Greene County Courthouse Eutaw is the county seat of Greene County and is located in west-central Alabama in the Black Belt region. It was a center of commerce during the plantation era and is home to a large number of historic structures from that period, many of which are on the National Register of Historic Places. The city is named for the Battle of Eutaw Springs, a decisive battle in the American Revolution in which troops led by war hero Nathaniel Greene (for whom the county is named) recaptured Charleston, South Carolina, from the British. The Eutaw Formation, a geologic feature that underlies parts of Alabama, Georgia, and Mississippi, is named for Eutaw because it is most greatly exposed at the surface near the city. The formation contains numerous Upper Cretaceous fossils, including dinosaurs and sea-dwelling mosasaurs.


The town of Eutaw was settled around the same time that Greene County itself was created on December 13, 1819, and was originally known as Mesopotamia. In 1838, the county moved its seat of government to Eutaw from Erie to escape the flooding and disease that plagued that town. The city agreed to change its name to Eutaw to honor the Revolutionary War victory. The town and its surrounding territory were originally settled by planters and merchants; during the first half of the nineteenth century, Eutaw was a commercial center of the cotton and shipping industry because of its location near the Warrior River. A company of soldiers from the town, known as the Eutaw Rangers and headed by future congressman Sydenham Moore, participated in the Battle of Vera Cruz during the Mexican-American War of 1846-48. In 1870, the town was the site of what has come to be known as the Eutaw Riot, in which a party of white men belonging to the Ku Klux Klan attacked a large gathering of disaffected black Republican voters, killing at least four. The terror inspired by the attack kept African American voters away from the polls and tipped the elections that year toward the Democratic Party.

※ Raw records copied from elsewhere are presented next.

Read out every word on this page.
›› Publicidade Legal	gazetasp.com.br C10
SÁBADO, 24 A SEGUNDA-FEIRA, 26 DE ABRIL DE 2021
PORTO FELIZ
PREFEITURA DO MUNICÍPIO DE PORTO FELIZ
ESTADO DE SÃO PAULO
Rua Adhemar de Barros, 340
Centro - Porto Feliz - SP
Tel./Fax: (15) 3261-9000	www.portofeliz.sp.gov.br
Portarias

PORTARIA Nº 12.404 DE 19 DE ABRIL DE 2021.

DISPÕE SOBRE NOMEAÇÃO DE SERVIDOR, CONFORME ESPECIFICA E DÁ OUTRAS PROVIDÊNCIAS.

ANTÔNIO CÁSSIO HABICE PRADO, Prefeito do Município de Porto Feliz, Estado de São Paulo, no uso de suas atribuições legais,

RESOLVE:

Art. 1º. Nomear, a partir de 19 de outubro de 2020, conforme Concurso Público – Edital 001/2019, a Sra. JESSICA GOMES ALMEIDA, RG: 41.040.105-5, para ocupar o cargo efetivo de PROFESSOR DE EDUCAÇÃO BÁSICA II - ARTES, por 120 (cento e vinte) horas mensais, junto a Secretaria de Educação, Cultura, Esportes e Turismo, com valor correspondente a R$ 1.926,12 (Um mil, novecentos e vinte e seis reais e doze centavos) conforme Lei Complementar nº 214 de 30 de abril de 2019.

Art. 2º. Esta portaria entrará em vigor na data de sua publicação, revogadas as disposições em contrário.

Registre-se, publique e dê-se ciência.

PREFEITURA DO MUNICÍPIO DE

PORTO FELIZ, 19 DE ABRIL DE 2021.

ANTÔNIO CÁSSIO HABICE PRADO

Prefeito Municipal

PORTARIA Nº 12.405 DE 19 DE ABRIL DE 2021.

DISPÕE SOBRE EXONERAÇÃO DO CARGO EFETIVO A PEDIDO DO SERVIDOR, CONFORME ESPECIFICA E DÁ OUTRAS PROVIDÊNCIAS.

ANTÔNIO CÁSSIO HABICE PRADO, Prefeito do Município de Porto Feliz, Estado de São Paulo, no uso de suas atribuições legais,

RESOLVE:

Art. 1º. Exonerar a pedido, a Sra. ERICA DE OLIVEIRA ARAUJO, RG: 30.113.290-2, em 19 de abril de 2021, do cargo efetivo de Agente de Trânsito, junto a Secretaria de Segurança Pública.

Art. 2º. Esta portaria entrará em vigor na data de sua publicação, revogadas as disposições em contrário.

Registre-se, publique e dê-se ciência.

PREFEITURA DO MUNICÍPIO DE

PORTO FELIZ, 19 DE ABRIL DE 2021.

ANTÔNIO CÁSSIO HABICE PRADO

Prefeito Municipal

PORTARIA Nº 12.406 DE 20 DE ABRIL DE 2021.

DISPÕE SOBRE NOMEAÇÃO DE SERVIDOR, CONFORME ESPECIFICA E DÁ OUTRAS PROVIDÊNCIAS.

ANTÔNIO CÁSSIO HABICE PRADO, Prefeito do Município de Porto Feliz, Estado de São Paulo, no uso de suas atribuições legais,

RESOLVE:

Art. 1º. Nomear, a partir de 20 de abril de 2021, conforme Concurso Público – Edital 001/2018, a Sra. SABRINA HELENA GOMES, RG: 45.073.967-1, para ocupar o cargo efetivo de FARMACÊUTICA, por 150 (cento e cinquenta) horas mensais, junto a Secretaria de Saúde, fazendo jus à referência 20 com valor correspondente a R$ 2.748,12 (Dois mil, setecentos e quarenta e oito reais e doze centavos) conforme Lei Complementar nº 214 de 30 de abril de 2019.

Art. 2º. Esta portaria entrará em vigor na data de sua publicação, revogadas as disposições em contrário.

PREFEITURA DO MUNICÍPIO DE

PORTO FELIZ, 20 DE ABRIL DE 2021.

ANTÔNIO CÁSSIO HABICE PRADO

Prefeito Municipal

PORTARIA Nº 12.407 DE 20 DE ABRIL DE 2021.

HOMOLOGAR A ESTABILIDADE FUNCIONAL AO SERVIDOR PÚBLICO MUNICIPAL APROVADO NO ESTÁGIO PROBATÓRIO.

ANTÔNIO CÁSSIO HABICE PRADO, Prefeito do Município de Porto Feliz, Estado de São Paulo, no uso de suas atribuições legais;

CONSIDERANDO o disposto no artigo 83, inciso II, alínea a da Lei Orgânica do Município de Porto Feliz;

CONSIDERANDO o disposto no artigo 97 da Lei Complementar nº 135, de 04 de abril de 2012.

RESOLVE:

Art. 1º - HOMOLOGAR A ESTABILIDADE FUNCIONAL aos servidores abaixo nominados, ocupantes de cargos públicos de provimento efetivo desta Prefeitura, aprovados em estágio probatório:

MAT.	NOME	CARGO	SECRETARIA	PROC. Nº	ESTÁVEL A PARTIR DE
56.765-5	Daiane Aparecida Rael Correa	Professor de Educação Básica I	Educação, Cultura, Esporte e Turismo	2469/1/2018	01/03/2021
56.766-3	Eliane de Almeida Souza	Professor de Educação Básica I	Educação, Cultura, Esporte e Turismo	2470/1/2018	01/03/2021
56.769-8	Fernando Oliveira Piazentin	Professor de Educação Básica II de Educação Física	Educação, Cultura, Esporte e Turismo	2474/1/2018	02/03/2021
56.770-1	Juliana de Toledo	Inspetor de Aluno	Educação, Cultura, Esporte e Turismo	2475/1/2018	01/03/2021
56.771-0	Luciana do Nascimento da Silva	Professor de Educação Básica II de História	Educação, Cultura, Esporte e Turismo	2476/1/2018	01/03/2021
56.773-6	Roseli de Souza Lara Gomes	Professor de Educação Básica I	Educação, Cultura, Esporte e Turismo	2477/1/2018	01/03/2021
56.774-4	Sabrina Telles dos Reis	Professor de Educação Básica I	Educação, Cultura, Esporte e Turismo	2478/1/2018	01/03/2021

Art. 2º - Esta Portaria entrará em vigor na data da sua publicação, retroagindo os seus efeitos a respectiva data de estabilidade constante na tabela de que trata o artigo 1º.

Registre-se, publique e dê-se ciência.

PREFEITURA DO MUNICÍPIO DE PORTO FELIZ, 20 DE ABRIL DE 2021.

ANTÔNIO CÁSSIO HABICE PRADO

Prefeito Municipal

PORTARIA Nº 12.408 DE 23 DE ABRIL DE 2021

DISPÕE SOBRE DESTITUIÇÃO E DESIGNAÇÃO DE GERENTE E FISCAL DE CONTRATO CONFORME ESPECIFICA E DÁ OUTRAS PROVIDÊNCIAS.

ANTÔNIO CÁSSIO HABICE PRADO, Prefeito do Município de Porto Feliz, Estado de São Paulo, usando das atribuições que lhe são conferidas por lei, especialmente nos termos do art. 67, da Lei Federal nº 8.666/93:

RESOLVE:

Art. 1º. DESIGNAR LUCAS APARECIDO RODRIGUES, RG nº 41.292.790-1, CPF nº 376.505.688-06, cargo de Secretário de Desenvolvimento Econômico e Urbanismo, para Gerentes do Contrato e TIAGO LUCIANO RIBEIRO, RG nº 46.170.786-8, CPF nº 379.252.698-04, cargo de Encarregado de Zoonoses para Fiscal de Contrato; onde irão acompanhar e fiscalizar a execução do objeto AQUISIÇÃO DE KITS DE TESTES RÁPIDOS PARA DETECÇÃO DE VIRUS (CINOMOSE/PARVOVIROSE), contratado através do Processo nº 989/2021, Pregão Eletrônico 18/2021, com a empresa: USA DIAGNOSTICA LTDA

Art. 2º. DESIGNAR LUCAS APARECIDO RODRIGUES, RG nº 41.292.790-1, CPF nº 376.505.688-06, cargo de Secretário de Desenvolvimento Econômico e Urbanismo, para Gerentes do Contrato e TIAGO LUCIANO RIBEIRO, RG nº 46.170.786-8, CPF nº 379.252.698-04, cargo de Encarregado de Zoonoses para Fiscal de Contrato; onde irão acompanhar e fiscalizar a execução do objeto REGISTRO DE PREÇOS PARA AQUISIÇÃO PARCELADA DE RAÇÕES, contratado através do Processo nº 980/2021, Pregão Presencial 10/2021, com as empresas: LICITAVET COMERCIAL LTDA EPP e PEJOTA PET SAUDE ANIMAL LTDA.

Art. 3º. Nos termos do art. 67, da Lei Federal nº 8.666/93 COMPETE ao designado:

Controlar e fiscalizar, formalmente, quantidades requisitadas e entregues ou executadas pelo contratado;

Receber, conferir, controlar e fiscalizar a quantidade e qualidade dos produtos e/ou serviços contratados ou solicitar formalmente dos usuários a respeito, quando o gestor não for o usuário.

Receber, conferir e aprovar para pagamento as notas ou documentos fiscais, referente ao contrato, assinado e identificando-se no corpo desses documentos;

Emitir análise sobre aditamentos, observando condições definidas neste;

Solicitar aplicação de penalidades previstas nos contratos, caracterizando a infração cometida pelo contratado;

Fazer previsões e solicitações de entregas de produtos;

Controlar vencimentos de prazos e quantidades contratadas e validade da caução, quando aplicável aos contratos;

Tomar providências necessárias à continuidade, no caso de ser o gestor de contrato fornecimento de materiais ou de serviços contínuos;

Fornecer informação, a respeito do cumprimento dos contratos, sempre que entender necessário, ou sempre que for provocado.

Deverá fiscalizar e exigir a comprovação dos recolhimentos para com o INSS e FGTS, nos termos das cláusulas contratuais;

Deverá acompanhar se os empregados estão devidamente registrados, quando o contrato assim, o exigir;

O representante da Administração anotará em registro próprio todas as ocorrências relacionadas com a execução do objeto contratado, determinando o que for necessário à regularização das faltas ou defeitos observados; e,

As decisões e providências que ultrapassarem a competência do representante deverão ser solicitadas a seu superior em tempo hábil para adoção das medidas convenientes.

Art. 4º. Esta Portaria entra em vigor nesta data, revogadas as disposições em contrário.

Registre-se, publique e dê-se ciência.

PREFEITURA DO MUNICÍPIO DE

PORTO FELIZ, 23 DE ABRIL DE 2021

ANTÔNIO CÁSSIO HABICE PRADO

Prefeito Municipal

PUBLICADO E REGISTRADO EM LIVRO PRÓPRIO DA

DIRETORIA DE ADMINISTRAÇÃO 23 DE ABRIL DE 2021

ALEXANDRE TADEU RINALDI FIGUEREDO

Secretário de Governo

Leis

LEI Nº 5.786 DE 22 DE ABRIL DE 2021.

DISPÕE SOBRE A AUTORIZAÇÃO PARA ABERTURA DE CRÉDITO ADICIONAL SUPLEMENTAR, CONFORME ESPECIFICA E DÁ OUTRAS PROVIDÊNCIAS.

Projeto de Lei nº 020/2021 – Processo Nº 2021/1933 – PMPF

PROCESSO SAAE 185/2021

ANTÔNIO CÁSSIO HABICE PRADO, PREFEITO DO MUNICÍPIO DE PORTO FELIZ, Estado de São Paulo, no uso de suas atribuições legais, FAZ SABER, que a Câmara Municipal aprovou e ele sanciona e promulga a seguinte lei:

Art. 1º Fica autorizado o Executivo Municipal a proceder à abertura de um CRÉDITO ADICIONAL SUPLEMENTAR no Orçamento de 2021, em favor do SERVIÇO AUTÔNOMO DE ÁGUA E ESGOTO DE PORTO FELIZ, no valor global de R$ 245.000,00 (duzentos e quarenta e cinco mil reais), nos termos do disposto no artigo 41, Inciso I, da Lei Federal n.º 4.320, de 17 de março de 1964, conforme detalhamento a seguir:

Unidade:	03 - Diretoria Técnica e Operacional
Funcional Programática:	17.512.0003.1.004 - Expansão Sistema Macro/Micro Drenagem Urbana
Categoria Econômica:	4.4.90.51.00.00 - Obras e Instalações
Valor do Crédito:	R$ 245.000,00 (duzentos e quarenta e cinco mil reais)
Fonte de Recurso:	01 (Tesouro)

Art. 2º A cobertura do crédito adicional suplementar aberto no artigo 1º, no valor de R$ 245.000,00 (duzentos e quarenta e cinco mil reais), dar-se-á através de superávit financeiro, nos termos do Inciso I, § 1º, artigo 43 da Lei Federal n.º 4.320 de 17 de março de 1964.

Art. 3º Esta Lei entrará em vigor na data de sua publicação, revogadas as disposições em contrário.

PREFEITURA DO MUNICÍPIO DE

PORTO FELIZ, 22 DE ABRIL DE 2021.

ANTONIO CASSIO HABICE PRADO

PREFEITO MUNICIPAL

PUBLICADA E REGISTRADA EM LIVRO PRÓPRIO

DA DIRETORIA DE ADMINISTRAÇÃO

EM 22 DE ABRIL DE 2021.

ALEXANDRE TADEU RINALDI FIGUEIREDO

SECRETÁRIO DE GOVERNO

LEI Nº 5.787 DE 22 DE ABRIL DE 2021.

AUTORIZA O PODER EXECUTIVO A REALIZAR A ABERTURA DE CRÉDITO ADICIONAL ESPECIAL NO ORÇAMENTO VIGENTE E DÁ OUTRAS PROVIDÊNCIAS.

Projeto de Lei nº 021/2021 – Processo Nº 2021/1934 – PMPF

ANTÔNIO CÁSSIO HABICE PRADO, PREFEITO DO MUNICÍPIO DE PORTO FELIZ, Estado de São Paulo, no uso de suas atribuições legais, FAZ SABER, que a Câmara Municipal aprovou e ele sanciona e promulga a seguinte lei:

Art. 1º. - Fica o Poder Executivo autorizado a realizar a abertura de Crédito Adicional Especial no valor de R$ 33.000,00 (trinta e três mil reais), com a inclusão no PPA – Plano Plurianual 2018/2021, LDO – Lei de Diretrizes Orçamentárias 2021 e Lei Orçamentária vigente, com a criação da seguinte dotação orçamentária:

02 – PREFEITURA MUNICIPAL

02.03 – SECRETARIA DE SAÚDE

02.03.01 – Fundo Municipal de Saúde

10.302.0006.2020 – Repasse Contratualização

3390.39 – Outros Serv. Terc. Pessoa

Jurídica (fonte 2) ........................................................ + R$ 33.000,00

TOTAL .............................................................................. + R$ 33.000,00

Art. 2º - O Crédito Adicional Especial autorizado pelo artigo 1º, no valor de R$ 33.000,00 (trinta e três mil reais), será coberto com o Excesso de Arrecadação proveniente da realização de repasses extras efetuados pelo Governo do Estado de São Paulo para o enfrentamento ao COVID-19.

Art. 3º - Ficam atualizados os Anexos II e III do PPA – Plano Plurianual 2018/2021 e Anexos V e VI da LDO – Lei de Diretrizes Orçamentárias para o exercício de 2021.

Hardwood Plant in Eutaw During Reconstruction and its aftermath, Eutaw's economy suffered a serious decline, with a significant portion of its workforce employed as sharecroppers. By the mid-twentieth century, Greene County was one of the poorest counties in Alabama, and local businesses were subject to boycotts by African American residents during the civil rights movement. The city drew positive media attention in 1970, when African Americans were elected to a majority of the seats on the Greene County Board of Education, headquartered in Eutaw, and on the Eutaw City Council.


According to 2020 Census estimates, Eutaw recorded a population of 2,643. Of that number, 72.7 percent identified themselves as African American, 25.8 percent as white, and 1.9 percent as Hispanic. The city's median household income was $28,508, and per capita income was $17,675.


According to 2020 Census estimates, the workforce in Eutaw was divided among the following industrial categories:

  • Public administration (32.5 percent)
  • Manufacturing (31.7 percent)
  • Educational services, and health care and social assistance (12.9 percent)
  • Retail trade (5.8 percent)
  • Arts, entertainment, recreation, and accommodation and food services (5.4 percent)
  • Finance, insurance, and real estate, rental, and leasing (4.6 percent)
  • Professional, scientific, management, and administrative and waste management services (3.4 percent)
  • Agriculture, forestry, fishing and hunting, and extractive (3.2 percent)
  • Transportation and warehousing and utilities (0.4 percent)


Eutaw schools are administered by the Greene County School System. The city has one elementary school, one middle school, and one high school. The city also has a vocational school and a private K-12 school.


Eutaw is served by U.S. Highways 11 and 43, which run north-south through the city, and State Highway 14, which runs east-west and connects the city to nearby Interstate 20/59. Eutaw Municipal Airport serves general aviation.

Events and Places of Interest

Kirkwood Mansion in Eutaw Visitors interested in historic homes and architecture will find a wealth of structures in Eutaw, including the Coleman-Banks House (1847). The Greene County Courthouse Square Historic District has a particularly high number of historically significant structures. Each October, the Greene County Historical Society hosts the Eutaw Pilgrimage, during which many of the privately owned historic homes are opened up to the public. The society, housed in the historic Vaughan-Morrow House, operates a museum there related to town history. In August, the town hosts the annual Black Belt Roots Festival, which features blues and gospel performances, crafts, handmade quilts, and food.